Deterioration and loss of the microscopic connections between brain cells (referred to as synapses) underlies the memory loss and other mental dysfunction seen in Alzheimer disease. The culprit behind all of this damage and destruction is believed to be soluble beta amyloid fibrils. They bind to specific sites on nerve cell membranes (the outer coatings of the nerve cells) in the region of synaptic connections. In so doing, they trigger the production of inflammation and subsequent damage to the tiny nerve cell connections. As they are lost, the nerve cells become functionally disconnected and can't perform the computer-like computations that are the basis for every thought we have.

This information is not particularly new. However, the observation that a protective mechanism exists that can shield nerve cells from the beta amyloid toxins is. The exciting thing about this finding is that it can prevent the deleterious changes from happening before symptoms develop! The savior in all of this drama is the hormone insulin. It so happens that insulin in the brain prevents the binding of beta amyloid fibrils to the receptors they must interact with to cause damage to the synaptic connections.

The proposed mechanism behind the insulin protective effect is not one of insulin interfering with the binding of beta amyloid to its receptors, but the actual down-regulation, or reduction , in the number of beta amyloid binding sites on the nerve cell membranes. To cause this reduction in beta amyloid binding sites, insulin must first bind to insulin receptors on the same nerve cell and produce an insulin signal within the nerve cell. The end result of this complex process is the loss of beta amyloid binding sites in the synaptic region. Without the binding sites, beta amyloid is almost helpless.

The novel finding that insulin mitigates synaptic vulnerability suggests that mechanisms that enhance brain insulin signaling, which declines with aging and diabetes, could potentially slow the onset or development of Alzheimer disease. In brain cells grown in tissue culture (like growing bacteria in a Petrie dish), this observation was confirmed in two separate ways -- by directly adding insulin to nerve cells, and by adding a drug that improves insulin sensitivity (meaning when the insulin that was normally present binds to its receptor of the nerve cells, the response is enhanced). Both interventions improved insulin signaling and decreased inflammation and loss of synapses.

While these studies were done in tissue culture, there are other ways to enhance brain insulin signaling, which include calorie and carbohydrate restriction. These interventions were studied in mice who were placed on low calorie/low carb diets. The lead author in this study was Dr.

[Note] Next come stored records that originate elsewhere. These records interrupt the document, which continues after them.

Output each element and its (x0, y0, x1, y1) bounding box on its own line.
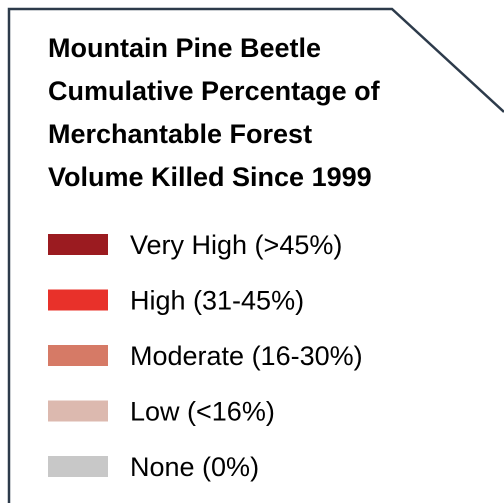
legend-swatch (48, 400, 108, 422)
legend-label: Very High (>45%) (130, 230, 342, 260)
title-line: Merchantable Forest (48, 119, 312, 149)
legend-label: None (0%) (130, 452, 259, 482)
legend-title: Mountain Pine Beetle Cumulative Percentag… (48, 33, 381, 192)
legend-swatch (48, 289, 108, 311)
legend-frame (7, 7, 504, 503)
legend-label: Low (<16%) (130, 397, 275, 427)
legend-swatch (48, 234, 108, 255)
legend-swatch (48, 456, 108, 477)
title-line: Volume Killed Since 1999 (48, 162, 372, 192)
legend-label: High (31-45%) (130, 286, 304, 316)
title-line: Cumulative Percentage of (48, 76, 381, 106)
legend-items: Very High (>45%) High (31-45%) Moderate (1… (48, 230, 363, 482)
legend-label: Moderate (16-30%) (130, 341, 363, 371)
legend-swatch (48, 345, 108, 366)
title-line: Mountain Pine Beetle (48, 33, 321, 63)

Giulio Maria Pasinetti. Based on his findings, he noted, "Both clinical and epidemiological evidence suggest that modification of lifestyle factors such as nutrition may prove crucial to Alzheimer's disease management. This research, however, is the first to show a connection between nutrition and Alzheimer's disease neuropathy by defining mechanistic pathways in the brain and scrutinizing biochemical functions."